三角骨障害は、多くの場合はリハビリや薬物療法などの保存療法で症状が軽減できます。
痛みの強い時期は、足首に負担がかかる運動をしてしまうと症状が長引いてしまう恐れもある為、安静もしくはテーピングなどで制限することが重要です。
リハビリテーション
 リハビリテーションでは、足関節の可動域拡大や周囲筋強化を目的にリハビリを行います。
負担がかかりやすいような身体の使い方などを理学療法士が評価し、それに対する治療を行なっていきます。

【足関節背屈ストレッチ】30秒×5回


その他、症状の時期に合わせて筋力トレーニングを追加してリハビリを行なっていきます。

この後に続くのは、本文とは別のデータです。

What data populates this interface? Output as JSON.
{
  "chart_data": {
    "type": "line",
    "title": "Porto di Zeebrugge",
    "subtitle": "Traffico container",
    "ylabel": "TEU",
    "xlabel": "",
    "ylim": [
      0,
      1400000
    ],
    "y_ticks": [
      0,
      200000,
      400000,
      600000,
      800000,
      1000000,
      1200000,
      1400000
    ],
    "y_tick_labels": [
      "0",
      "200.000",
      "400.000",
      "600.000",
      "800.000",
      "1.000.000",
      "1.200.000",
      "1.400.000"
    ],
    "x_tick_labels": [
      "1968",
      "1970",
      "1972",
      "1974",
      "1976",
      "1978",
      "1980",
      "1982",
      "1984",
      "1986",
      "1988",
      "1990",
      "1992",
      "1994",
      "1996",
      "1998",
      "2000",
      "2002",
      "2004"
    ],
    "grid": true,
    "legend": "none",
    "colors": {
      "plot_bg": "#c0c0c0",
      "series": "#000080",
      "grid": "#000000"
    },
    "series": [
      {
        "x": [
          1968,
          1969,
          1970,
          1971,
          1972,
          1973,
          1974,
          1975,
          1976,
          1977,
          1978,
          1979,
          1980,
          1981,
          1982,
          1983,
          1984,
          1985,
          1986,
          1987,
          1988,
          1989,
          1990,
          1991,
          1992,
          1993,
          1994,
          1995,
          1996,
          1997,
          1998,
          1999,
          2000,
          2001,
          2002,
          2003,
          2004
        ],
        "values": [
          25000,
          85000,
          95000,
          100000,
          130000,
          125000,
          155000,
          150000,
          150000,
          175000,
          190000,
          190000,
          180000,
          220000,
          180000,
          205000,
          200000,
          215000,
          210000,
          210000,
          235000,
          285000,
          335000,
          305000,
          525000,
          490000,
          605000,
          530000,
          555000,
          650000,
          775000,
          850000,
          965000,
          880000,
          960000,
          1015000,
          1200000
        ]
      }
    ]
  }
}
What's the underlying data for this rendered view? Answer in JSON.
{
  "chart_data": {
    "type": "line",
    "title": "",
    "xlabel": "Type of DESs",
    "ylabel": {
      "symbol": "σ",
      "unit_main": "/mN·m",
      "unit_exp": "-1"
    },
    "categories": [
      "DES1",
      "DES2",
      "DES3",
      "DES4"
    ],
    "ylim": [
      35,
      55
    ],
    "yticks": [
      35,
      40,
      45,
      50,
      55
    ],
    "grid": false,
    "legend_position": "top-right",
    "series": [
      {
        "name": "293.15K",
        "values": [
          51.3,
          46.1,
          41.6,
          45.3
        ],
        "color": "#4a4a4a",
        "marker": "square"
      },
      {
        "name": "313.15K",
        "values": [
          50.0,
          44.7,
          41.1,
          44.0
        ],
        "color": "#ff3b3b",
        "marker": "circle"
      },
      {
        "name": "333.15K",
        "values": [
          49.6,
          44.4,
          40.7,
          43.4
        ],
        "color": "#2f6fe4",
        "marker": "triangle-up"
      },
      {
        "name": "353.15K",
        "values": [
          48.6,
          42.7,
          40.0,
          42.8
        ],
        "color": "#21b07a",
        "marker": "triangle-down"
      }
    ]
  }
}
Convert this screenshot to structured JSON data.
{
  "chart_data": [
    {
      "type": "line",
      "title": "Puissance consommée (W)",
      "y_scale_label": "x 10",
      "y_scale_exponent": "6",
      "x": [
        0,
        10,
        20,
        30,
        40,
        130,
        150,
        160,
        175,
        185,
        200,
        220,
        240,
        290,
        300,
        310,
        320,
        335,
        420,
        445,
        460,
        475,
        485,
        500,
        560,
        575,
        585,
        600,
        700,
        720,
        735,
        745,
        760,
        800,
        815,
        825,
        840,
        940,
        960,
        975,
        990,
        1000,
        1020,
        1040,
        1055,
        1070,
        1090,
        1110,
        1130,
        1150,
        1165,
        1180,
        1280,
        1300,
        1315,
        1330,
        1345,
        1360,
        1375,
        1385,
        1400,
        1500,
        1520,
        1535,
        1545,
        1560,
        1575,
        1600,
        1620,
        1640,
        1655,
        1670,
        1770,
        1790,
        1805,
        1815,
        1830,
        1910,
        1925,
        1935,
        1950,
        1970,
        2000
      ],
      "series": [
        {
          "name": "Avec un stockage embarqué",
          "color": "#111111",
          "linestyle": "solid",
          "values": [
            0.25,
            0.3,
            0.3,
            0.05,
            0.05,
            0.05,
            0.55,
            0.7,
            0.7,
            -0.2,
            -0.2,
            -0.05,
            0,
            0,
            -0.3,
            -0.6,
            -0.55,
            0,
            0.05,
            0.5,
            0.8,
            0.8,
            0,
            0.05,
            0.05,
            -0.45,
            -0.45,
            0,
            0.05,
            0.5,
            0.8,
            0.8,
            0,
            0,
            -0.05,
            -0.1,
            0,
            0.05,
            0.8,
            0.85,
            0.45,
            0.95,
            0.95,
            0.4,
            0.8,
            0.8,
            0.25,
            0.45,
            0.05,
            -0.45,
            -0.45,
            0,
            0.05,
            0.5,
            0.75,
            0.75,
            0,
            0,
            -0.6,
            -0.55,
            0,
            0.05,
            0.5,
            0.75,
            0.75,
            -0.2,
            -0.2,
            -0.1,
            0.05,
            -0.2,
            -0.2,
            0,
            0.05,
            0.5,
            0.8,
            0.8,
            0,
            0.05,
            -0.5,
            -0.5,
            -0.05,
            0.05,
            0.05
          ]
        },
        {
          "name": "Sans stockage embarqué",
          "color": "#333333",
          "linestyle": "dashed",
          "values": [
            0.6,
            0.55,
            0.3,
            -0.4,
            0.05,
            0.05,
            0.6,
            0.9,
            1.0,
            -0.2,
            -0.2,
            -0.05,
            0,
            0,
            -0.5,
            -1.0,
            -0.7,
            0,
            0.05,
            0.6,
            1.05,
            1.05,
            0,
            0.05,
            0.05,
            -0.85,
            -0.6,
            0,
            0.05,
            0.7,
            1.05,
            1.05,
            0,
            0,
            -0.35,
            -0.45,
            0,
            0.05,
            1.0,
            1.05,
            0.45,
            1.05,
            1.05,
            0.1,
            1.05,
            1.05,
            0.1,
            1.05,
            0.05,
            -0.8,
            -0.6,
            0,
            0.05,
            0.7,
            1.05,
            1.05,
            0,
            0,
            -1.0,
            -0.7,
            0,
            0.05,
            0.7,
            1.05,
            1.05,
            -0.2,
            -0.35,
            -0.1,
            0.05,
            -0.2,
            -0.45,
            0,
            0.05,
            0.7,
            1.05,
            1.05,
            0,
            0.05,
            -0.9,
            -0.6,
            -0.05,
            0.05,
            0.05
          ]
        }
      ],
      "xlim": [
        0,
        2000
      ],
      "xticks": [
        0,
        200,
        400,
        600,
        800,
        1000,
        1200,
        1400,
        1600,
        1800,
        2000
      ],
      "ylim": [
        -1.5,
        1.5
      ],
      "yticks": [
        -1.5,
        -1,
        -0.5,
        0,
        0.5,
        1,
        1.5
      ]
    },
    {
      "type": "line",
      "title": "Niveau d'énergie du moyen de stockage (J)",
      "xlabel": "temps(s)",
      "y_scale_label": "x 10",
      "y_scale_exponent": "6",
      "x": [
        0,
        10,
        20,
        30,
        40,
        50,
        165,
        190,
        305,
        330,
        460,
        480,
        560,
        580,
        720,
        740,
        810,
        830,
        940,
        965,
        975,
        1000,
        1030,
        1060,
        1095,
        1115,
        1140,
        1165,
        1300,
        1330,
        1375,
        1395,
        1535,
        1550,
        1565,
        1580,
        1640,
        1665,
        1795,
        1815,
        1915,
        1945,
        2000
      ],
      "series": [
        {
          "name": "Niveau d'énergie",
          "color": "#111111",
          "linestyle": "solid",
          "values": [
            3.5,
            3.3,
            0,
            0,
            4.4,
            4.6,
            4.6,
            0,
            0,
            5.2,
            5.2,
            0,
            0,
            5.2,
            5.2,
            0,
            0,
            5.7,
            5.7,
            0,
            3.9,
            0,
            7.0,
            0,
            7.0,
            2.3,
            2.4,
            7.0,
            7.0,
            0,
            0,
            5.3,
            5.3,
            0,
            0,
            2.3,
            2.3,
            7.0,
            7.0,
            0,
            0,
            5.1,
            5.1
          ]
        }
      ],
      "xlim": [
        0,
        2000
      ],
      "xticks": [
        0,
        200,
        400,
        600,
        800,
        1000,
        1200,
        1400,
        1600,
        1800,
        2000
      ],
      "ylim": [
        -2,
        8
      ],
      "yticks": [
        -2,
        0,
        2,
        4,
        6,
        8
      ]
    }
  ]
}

また、繰り返して症状が出ている場合、足部だけの問題でなく股関節や体幹などの柔軟性や筋力に問題があることが多いです。
そのため、全身的な柔軟性改善や筋力強化も同時に行なっていきます。
薬物療法
炎症がある場合は、非ステロイド性消炎鎮痛剤(NSAIDs=ロキソニンなど)や湿布をすることで炎症を抑え症状が改善します。
ただし、飲み薬は長期間使用すると胃があれるなどの副作用が出る場合があるので、注意が必要です。 
手術療法
リハビリや注射などの保存療法で症状の改善が見込めない場合や、症状が改善しても繰り返し痛みが再発する場合は三角骨を手術で摘出をすることもあります。

手術は、鏡視下で行われることがほとんどです。
アキレス腱の両側に5mm程度の傷をつけるだけですが、三角骨の大きさによっては、小さな小切開を加える場合もあります。
単純な骨片摘出術だけであれば、術後の制限は設けられないことが多く、痛みに応じて運動強度を上げていきます。
炎症所見に留意しながら、積極的にリハビリを進めていき、術後1〜2ヶ月程度で復帰を目指します。